# simple request?



## mo_j90 (Dec 3, 2007)

could someone write "free the p" somewhere in the top left corner

http://www.banksy.co.uk/outdoors/images/la...bucketboys2.jpg

dont really mind what font it is but could you make it like the graffiti style one where it looks as if it was real.
i would do it myself but i dont have photoshop.


----------



## amemoryoncelost (Dec 3, 2007)

I'd do it, but banksy is a legend, wouldn't ruin his work like that. Download photoshop or that other free version, gimp or whatever


----------



## Psyfira (Dec 3, 2007)

Seconded.
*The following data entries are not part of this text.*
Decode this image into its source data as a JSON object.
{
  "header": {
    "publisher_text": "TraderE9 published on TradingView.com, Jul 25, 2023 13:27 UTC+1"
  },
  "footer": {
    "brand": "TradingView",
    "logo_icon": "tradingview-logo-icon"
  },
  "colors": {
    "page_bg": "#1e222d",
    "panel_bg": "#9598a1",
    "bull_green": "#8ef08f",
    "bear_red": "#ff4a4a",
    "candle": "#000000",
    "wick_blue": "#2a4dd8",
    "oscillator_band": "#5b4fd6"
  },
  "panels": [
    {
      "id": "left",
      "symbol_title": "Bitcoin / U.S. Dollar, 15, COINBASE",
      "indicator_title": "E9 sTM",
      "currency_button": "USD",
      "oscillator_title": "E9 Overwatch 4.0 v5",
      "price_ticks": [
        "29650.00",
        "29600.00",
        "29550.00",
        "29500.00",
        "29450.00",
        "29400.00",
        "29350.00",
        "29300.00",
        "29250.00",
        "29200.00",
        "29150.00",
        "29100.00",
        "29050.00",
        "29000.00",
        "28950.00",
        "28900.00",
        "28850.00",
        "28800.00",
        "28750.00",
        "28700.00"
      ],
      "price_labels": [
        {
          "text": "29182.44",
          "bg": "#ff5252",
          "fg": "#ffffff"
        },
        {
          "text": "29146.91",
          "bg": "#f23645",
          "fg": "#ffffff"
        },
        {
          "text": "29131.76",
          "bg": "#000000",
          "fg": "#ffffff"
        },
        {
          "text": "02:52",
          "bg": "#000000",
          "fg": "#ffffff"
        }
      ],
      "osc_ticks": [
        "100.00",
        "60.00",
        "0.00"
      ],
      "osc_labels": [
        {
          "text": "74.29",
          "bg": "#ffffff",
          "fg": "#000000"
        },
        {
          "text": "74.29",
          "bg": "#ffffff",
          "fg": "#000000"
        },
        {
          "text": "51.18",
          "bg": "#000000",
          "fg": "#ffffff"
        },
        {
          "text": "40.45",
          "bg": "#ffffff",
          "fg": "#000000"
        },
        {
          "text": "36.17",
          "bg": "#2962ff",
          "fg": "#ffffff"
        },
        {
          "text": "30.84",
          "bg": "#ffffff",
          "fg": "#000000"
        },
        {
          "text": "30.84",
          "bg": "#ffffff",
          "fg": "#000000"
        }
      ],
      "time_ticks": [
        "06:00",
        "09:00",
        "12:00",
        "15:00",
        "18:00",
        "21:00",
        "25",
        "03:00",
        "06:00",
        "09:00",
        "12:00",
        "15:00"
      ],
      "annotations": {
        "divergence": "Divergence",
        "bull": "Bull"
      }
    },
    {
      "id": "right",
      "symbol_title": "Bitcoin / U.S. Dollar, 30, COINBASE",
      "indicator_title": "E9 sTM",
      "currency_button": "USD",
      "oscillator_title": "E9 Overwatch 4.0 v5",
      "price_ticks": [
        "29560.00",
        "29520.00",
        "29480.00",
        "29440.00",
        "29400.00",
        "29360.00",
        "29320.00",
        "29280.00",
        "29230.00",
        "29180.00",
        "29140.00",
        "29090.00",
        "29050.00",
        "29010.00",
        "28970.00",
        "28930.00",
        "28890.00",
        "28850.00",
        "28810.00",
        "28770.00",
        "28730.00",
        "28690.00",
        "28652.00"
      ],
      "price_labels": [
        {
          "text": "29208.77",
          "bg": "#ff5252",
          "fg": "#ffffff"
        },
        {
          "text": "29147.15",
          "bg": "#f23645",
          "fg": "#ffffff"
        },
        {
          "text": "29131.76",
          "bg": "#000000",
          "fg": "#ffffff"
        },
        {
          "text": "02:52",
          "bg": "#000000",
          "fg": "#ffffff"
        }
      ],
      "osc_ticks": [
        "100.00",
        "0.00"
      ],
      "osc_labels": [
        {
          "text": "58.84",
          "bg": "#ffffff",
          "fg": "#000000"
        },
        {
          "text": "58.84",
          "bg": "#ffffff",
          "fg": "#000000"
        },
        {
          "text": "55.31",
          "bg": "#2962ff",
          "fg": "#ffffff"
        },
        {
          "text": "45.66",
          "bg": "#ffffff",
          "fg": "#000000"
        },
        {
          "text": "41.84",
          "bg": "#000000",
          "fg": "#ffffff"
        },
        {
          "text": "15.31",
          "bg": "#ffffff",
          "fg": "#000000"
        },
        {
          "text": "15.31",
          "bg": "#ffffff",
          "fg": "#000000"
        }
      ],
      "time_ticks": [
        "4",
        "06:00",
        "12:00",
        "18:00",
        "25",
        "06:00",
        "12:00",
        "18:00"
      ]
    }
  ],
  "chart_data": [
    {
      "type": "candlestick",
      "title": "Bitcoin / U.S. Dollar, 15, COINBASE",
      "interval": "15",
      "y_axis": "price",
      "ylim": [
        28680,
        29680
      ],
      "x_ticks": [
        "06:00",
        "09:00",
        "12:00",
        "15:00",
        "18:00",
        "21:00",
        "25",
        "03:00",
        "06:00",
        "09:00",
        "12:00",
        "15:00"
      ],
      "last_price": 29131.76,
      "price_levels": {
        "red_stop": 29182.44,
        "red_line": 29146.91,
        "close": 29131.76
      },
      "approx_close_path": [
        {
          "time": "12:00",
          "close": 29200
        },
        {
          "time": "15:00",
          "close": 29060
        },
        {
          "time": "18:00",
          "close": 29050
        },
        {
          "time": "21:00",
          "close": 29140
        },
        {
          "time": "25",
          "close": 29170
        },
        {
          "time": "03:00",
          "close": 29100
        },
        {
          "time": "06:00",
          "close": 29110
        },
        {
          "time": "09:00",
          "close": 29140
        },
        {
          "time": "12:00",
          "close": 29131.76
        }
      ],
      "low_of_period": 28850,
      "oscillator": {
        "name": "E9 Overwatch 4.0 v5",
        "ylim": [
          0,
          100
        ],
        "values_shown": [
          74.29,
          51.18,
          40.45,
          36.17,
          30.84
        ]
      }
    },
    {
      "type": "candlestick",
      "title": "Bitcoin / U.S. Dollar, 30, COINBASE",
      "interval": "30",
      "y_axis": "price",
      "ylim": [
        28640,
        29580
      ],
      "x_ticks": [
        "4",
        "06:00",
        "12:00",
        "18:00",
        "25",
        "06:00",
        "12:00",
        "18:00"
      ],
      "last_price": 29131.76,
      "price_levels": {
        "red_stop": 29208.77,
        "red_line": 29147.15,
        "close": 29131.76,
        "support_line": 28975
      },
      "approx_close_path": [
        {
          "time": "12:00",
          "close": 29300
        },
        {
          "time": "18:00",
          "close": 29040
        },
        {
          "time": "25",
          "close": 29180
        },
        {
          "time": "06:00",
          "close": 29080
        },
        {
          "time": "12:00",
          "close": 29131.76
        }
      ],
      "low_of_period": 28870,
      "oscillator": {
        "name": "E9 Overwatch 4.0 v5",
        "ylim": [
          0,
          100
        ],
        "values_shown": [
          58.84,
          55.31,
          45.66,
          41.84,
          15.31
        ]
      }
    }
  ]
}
Go "P" somewhere else 
	

	
	
		
		

		
			




(sorry guys that was far too easy, couldn't resist)


----------



## notnarb (Dec 4, 2007)

I shrunk it to half it's original file size


----------



## mo_j90 (Dec 4, 2007)

that one is good but could you change the colour of the font, that colour doesnt really fit in but apart from that it looks brilliant and i really like the font the colour looks too bright for the picture if you know what i mean


----------



## notnarb (Dec 5, 2007)

Using bold colors makes it look very fake


----------



## dib (Dec 5, 2007)

What the hell


----------



## silverspoon (Dec 5, 2007)

.


----------



## mo_j90 (Dec 5, 2007)

shit that is nice man thanx, if you need anything just ask. music,roms etc


----------



## mo_j90 (Dec 6, 2007)

oops^^,  thanx that looks awesome


----------